By November 2017, revised plans were announced to develop the project in two or more phases, in order to meet the Scottish Government deadline of October 2018 for eligibility for 3.5 Renewables Obligation Certificates (ROCs) for floating wind. An initial phase with a 2 MW turbine would be installed in 2018, followed by the remaining 48 MW in 2019 and 2020.

In 2016, the project was anticipated to cost around £250m, but by 2018 the costs had risen to around £500m.

The first turbine was assembled onto its foundation in the Port of Dundee, and on 16 August 2018 was towed out to the wind farm site by the Pacific Duchess and two tugs. The first power was exported on 18 September 2018, just meeting the ROC deadline. This turbine has been operating at the site since October 2018.

The floating foundations for the second phase were constructed in a fabrication yard in Ferrol, Spain. They were then towed to Rotterdam, where the 164 m diameter turbines with a tip height of 180 m were added. The first of the turbines was towed from Rotterdam to the site in December 2020, by the Boskalis anchor handling vessel Manta. Once on site, the turbines were connected to the pre-installed spread moorings.

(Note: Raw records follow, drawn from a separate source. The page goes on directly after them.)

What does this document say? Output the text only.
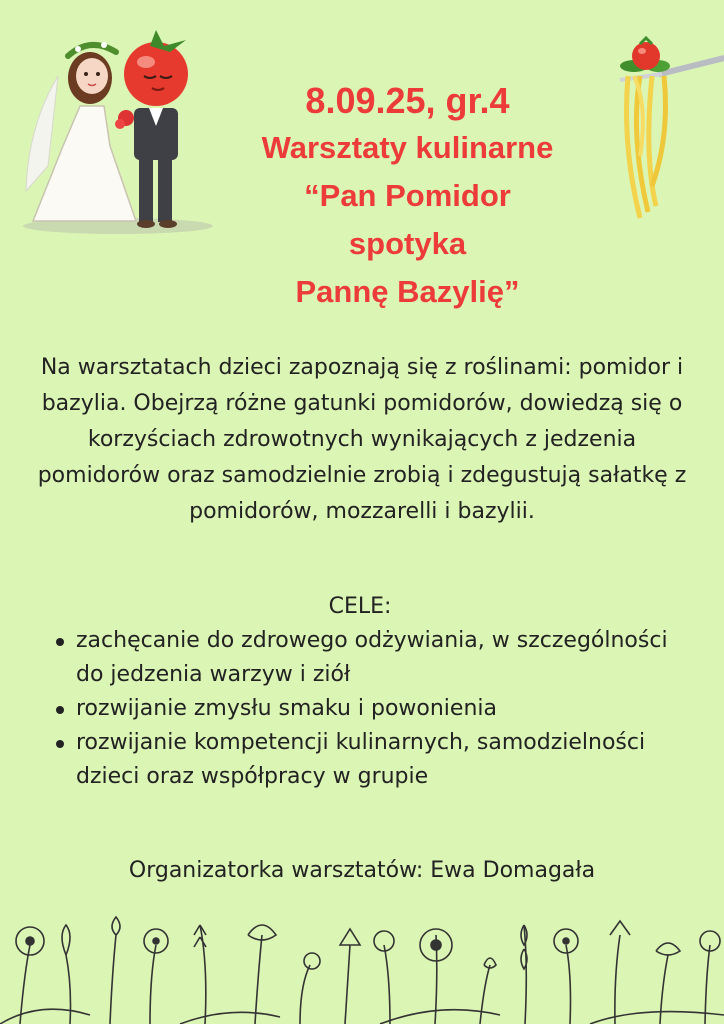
8.09.25, gr.4
Warsztaty kulinarne
“Pan Pomidor
spotyka
Pannę Bazylię”
Na warsztatach dzieci zapoznają się z roślinami: pomidor i bazylia. Obejrzą różne gatunki pomidorów, dowiedzą się o korzyściach zdrowotnych wynikających z jedzenia pomidorów oraz samodzielnie zrobią i zdegustują sałatkę z pomidorów, mozzarelli i bazylii.
CELE:
zachęcanie do zdrowego odżywiania, w szczególności do jedzenia warzyw i ziół
rozwijanie zmysłu smaku i powonienia
rozwijanie kompetencji kulinarnych, samodzielności dzieci oraz współpracy w grupie
Organizatorka warsztatów: Ewa Domagała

By October 2021, all six turbines were commissioned and the project started commercial operation.

In July/August 2024, the generator of one of the turbines was replaced at sea, the first time any major component on has ever been replaced at sea. Previously, turbines had to be returned to port for any significant maintenance. A crane supplied by LiftOff, was assembled on the turbine nacelle and used to lift the generator then lower it onto the floating foundation, where it was then transferred to an offshore supply vessel. The new generator was installed using the reverse of this process.